Confessions Of A 10 GbE Network Newbie – Part 5: SMB3

Confessions Of A 10 GbE Network Newbie – Part 5: SMB3 - See more at: http://www.cinevate.com/blog/?p=7380&preview=true#sthash.Kx7pKnoe.dpuf

Last time, I wrote about how I believe every small to medium sized business should consider a NAS. In this installment, I’ll be focusing on SMB3.

SMB3

SMB (server message block) is the core of Microsoft’s and, more recently, Apple’s networking. Qnap, like many NAS manufacturers, uses open source SAMBA code to provide SMB services on its NASes.

It is important to know that SAMBA’s implementation of SMB3 does not have all the bells and whistles found in Windows 8.1 and MS Server 2012′s SMB3 implementation. The single most significant difference is that Microsoft’s SMB3 provides for multi-channel communication. I”ll discuss this difference in more detail later in this series. For now, there are two key implications.

First, performance increases are significant as you compare SMB1, 2 and SMB3. In my tests, this difference is quite obvious using 10GbE. The implication is that Windows 8.1 or Server 2012 clients will see faster transfer speeds from NASes like QNAP’s TS-870 Pro and TS-470 Pro running QTS 4.1 (which supports SAMBA’s SMB3 implementation) than previous versions of Windows. For now, MacOS Mavericks appears to be using SMB2, so will not benefit from SMB3 enhancements.

Second, Microsoft’s SMB3 multichannel is perhaps the most significant feature added to the SMB protocol in over 25 years. In simple terms, an older SMB2 connection in Windows 7 can be compared to a single lane highway and data traveling on this highway loaded into a 1995 half ton pick-up truck. A video file uploaded over 10GbE to a server is limited by this single lane highway and the older truck.

SAMBA’s SMB3 gives us the 2013 turbo-charged truck that can travel faster, carry a larger load and use less fuel doing it. Microsoft’s SMB3 multichannel takes this up a notch by adding multiple lanes, so now we can have more of our turbo charged trucks (threads) on the highway simultaneously. Our video file upload carried by these trucks moves much quicker as a result.

The number of channels increases with the computer’s number of CPU cores and network connections. If we upgrade from a four-core i5 processor to an i7 with 8 logical cores, we effectively increase from 4 to 8 lanes on our single 10GbE Ethernet link. If we add a second network link, Microsoft’s SMB3 implementation detects this and automatically adds more lanes. You can read more about SMB3 multichannel here.

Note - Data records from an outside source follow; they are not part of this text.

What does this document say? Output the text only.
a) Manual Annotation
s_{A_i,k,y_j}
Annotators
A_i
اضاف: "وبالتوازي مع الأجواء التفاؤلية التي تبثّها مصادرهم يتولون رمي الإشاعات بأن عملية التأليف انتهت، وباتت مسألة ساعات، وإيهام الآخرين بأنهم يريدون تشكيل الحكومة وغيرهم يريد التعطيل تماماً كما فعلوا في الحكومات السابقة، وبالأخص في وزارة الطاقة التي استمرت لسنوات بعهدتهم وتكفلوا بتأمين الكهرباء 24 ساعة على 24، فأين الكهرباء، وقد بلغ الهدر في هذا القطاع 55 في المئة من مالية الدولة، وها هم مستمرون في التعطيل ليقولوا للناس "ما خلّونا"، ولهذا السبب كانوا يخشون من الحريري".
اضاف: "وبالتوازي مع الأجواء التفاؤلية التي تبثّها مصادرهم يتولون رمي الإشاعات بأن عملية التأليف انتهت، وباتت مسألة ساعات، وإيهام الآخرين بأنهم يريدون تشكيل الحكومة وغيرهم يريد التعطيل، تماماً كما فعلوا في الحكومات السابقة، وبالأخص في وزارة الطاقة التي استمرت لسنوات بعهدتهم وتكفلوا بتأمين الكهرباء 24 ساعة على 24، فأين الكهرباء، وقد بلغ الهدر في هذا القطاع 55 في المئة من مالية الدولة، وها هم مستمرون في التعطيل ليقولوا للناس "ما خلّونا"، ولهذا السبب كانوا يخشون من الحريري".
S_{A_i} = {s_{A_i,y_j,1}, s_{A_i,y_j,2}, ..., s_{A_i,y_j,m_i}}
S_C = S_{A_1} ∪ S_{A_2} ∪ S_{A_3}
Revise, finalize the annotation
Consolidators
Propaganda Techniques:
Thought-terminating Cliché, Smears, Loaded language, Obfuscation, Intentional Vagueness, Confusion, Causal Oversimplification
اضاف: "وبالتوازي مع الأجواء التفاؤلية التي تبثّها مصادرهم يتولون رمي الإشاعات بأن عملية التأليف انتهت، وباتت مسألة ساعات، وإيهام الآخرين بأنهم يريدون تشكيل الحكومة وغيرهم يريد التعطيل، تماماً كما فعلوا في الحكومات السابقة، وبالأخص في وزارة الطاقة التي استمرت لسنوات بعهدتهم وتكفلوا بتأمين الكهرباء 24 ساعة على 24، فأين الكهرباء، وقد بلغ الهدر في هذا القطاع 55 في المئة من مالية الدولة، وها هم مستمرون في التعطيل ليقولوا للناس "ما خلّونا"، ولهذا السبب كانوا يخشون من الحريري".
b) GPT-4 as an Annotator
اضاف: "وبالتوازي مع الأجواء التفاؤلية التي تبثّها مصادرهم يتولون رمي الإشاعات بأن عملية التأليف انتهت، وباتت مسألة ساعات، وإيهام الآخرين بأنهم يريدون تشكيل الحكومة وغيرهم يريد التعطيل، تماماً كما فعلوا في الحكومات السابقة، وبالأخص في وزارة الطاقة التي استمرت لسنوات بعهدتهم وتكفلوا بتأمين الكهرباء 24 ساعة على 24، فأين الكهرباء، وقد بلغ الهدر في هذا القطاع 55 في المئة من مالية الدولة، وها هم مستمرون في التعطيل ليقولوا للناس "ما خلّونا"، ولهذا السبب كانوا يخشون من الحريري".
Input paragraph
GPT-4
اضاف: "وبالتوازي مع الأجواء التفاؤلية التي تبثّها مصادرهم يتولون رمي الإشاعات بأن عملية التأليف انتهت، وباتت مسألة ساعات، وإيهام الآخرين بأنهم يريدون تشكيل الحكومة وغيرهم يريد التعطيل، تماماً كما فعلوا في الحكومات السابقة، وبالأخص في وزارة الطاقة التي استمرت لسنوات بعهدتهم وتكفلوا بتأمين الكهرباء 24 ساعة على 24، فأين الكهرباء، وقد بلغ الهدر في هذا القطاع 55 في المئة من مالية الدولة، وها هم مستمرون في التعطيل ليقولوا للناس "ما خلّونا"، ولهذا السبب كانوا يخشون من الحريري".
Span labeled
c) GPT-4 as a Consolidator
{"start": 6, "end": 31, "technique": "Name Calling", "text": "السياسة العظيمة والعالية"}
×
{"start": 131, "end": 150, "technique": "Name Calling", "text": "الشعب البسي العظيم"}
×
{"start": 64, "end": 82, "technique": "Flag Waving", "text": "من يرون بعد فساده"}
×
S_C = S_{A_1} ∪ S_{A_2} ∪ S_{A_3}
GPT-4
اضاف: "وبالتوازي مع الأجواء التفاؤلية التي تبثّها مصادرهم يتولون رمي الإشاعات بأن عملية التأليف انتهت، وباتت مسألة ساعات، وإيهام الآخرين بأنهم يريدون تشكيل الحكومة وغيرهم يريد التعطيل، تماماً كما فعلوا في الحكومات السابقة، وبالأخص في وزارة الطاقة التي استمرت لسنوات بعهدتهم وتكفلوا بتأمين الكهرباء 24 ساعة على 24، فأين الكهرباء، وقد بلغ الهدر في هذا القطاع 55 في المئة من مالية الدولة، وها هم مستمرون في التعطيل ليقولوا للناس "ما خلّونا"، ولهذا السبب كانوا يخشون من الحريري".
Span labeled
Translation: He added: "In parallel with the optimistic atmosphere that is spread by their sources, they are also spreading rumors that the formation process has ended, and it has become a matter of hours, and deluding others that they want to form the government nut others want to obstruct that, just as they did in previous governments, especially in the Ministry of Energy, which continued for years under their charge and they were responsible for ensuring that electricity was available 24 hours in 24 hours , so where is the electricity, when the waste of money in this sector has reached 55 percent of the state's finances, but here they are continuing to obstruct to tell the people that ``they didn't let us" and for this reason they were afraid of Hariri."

In an impressive example of Microsoft’s SMB3 multichannel, the screen grab below shows 1480 MB/s in a real world copy/paste between two Windows 8.1 workstations, each sharing an 8 GB RAM drive. How was this possible? In a hands-down easiest network configuration ever, I simply connected the workstations with two 10GbE Ethernet cables using Intel X-540-T2 dual-port 10GbE network interface cards. Zero configuration was required on either the workstations or 10GbE switch.

1480 MBs transfer

Wowza! 1480 MB/s transfer

For anyone who has configured NIC teaming or LACP link aggregation, the result above should amaze you. For really inexpensive high speed networking, two eBay quad port 1GbE cards plus four CAT5e LAN cables and you’re at 480MB/s with zero configuration! In my 20 plus years of networking, I’ve never seen something just work like this.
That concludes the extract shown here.